To the question “Is Dubai a Country”, we answer that Dubai is more than just a city; it's a phenomenon that seamlessly blends ancient traditions with futuristic ambitions. Whether you're a business executive closing million-dollar deals, a leisure traveler seeking unique cultural experiences, or an adventurer chasing adrenaline rushes, Dubai has something for everyone.

At its heart, Dubai is a city of contrasts. Here, towering skyscrapers coexist with traditional souks, and sun-kissed beaches merge with vast desert landscapes. It's a place where over 200 nationalities live and work together, contributing to a vibrant and diverse cultural tapestry that is unlike any other.

A journey to Dubai is not just about reaching a destination, but about experiencing an ever-evolving story - a story of ambition, perseverance, innovation, and hospitality that echoes in its bustling streets, flows through its stunning architecture, and lives in the hearts of its people.

So, whether you're planning a business trip or dreaming up your next holiday, consider Dubai.
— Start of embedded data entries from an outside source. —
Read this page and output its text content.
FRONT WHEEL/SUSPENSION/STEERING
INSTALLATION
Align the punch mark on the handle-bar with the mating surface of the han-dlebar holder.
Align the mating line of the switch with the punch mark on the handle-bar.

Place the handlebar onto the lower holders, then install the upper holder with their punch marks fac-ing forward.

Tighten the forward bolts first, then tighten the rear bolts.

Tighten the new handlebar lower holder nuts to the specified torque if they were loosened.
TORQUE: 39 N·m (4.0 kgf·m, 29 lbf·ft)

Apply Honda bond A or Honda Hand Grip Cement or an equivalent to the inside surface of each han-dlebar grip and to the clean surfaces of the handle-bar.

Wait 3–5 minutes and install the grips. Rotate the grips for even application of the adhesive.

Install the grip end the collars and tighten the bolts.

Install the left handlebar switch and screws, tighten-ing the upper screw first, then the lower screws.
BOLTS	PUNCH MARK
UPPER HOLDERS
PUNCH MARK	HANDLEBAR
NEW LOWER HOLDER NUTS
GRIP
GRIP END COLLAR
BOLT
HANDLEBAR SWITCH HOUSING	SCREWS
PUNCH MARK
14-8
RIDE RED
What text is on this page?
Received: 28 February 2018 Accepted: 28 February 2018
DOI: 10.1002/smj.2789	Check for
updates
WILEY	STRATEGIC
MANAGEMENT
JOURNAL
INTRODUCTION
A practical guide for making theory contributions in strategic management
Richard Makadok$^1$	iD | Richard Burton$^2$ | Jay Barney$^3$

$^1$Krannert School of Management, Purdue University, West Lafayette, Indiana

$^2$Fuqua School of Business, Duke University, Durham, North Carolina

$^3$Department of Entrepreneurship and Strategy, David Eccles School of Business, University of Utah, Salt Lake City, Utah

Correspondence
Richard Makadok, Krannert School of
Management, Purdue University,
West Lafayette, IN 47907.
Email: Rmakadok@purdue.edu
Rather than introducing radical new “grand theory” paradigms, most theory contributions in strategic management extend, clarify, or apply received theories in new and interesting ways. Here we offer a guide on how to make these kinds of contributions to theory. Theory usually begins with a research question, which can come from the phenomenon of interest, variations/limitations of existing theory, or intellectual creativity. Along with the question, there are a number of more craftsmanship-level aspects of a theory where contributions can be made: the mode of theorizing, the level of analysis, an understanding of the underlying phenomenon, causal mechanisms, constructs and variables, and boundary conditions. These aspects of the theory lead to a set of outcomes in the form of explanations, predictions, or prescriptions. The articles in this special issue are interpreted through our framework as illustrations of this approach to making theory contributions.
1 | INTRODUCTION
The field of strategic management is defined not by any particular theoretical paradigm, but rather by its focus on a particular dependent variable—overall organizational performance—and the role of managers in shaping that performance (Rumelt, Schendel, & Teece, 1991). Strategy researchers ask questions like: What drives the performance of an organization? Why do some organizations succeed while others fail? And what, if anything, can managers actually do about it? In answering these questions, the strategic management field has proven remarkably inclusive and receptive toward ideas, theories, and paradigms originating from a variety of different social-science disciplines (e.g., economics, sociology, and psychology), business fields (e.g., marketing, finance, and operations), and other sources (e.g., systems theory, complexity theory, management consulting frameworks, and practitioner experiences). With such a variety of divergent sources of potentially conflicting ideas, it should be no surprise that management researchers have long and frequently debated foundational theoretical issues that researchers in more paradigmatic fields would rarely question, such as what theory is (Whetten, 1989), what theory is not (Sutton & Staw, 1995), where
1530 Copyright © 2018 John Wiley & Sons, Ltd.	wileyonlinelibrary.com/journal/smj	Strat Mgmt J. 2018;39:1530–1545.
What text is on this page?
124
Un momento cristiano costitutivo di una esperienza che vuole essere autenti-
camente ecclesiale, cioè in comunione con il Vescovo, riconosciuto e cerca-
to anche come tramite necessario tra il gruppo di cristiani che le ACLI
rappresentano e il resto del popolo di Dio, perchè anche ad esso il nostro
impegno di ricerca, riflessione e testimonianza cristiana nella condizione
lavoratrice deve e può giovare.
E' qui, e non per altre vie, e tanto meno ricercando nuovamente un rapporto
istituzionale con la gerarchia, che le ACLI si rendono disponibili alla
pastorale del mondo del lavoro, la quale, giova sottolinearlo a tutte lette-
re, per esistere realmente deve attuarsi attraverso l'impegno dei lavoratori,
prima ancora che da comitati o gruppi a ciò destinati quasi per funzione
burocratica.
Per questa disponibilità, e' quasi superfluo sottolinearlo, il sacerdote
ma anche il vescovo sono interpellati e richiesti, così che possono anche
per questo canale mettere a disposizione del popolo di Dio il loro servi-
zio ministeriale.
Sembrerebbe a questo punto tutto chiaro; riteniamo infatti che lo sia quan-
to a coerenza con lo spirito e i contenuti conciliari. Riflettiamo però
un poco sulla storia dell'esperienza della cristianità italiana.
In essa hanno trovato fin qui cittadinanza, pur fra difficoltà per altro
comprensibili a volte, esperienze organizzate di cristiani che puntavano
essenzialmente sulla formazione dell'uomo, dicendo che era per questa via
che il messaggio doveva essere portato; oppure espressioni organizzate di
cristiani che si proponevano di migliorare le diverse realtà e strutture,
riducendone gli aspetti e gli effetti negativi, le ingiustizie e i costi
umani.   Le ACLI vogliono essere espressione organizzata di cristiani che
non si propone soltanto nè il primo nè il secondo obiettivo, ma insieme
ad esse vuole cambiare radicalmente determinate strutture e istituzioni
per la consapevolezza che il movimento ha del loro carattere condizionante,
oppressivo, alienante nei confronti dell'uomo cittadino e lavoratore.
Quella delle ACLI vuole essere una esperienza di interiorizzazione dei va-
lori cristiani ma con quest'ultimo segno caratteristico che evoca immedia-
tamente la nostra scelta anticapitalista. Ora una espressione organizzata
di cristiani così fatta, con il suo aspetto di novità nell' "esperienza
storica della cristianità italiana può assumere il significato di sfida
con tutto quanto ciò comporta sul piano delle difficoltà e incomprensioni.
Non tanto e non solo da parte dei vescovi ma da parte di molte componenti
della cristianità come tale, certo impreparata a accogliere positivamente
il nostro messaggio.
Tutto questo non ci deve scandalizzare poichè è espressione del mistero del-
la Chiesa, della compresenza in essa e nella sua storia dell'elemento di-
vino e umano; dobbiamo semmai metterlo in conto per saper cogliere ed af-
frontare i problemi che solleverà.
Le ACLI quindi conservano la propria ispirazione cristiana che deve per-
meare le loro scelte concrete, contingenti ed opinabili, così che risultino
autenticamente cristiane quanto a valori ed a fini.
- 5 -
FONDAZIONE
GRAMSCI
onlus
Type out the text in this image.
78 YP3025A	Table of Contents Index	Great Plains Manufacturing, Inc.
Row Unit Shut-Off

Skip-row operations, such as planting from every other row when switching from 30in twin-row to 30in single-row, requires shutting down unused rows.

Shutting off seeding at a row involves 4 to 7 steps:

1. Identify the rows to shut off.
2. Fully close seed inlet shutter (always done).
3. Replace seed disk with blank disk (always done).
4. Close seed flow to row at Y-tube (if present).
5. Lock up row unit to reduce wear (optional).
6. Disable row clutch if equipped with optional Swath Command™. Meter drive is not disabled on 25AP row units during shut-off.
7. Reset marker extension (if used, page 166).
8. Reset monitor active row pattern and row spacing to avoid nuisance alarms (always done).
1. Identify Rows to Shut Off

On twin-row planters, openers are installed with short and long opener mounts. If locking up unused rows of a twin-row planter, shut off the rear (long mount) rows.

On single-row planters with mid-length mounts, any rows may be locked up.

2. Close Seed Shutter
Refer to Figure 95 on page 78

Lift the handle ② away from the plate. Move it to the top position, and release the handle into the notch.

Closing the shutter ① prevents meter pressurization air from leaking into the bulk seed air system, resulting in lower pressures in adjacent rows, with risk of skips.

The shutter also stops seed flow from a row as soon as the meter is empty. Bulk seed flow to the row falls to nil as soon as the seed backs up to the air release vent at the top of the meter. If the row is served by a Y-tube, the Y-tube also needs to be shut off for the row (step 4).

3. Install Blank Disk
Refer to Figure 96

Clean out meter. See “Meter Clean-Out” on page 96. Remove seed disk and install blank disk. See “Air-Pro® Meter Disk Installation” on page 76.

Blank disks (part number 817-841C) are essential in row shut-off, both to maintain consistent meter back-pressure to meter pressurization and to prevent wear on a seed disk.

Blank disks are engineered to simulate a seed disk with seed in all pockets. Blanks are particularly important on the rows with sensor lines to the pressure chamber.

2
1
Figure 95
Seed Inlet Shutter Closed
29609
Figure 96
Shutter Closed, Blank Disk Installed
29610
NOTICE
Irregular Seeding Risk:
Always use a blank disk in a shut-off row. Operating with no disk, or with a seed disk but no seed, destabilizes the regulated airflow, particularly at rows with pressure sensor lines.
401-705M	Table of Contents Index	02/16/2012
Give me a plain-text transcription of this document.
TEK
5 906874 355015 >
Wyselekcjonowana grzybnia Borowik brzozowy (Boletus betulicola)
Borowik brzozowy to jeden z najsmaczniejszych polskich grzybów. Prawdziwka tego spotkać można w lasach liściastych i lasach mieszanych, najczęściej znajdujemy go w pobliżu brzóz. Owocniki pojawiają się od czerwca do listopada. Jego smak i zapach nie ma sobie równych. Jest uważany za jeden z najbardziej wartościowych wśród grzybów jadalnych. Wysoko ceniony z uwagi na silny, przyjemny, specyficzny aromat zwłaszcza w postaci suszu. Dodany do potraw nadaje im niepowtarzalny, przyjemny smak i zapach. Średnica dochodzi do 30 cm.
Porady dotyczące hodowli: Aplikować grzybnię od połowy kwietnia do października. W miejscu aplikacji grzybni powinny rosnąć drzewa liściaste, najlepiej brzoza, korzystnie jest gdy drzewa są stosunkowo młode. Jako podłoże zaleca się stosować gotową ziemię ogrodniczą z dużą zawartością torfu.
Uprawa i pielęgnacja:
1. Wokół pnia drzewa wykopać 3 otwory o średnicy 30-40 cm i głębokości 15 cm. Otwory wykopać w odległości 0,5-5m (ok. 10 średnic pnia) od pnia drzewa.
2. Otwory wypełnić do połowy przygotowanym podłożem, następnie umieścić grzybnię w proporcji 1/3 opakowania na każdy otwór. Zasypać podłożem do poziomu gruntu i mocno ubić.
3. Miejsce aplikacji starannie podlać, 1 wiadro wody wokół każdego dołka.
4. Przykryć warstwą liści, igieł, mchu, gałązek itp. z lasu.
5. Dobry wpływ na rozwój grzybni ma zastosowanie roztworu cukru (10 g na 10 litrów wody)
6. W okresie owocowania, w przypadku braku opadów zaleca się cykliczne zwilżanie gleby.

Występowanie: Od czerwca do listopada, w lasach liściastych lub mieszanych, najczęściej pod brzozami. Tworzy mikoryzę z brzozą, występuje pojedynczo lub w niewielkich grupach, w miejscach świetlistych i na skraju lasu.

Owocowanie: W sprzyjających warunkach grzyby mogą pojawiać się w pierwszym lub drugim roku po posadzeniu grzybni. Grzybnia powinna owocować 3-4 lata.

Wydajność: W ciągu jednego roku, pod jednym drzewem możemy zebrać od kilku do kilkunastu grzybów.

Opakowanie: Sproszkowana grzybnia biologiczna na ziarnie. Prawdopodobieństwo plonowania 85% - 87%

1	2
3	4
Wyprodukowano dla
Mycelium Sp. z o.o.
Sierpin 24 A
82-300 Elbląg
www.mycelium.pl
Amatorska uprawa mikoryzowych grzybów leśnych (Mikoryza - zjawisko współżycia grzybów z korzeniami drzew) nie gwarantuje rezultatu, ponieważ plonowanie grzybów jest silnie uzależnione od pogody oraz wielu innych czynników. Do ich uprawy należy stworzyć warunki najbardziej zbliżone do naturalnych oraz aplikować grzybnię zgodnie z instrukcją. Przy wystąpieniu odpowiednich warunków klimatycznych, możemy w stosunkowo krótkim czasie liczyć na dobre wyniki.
With its strategic location, robust economy, diverse population, sunny weather, increasing tourist footfall, and multitude of experiences for both business and leisure visitors, this city has established itself on the world map.

Come, witness, and be a part of the Dubai phenomenon. The city's remarkable journey from a humble pearl-diving village to a global powerhouse is a testament to human achievement and resilience. In Dubai, the future is now, and it's waiting for you to explore.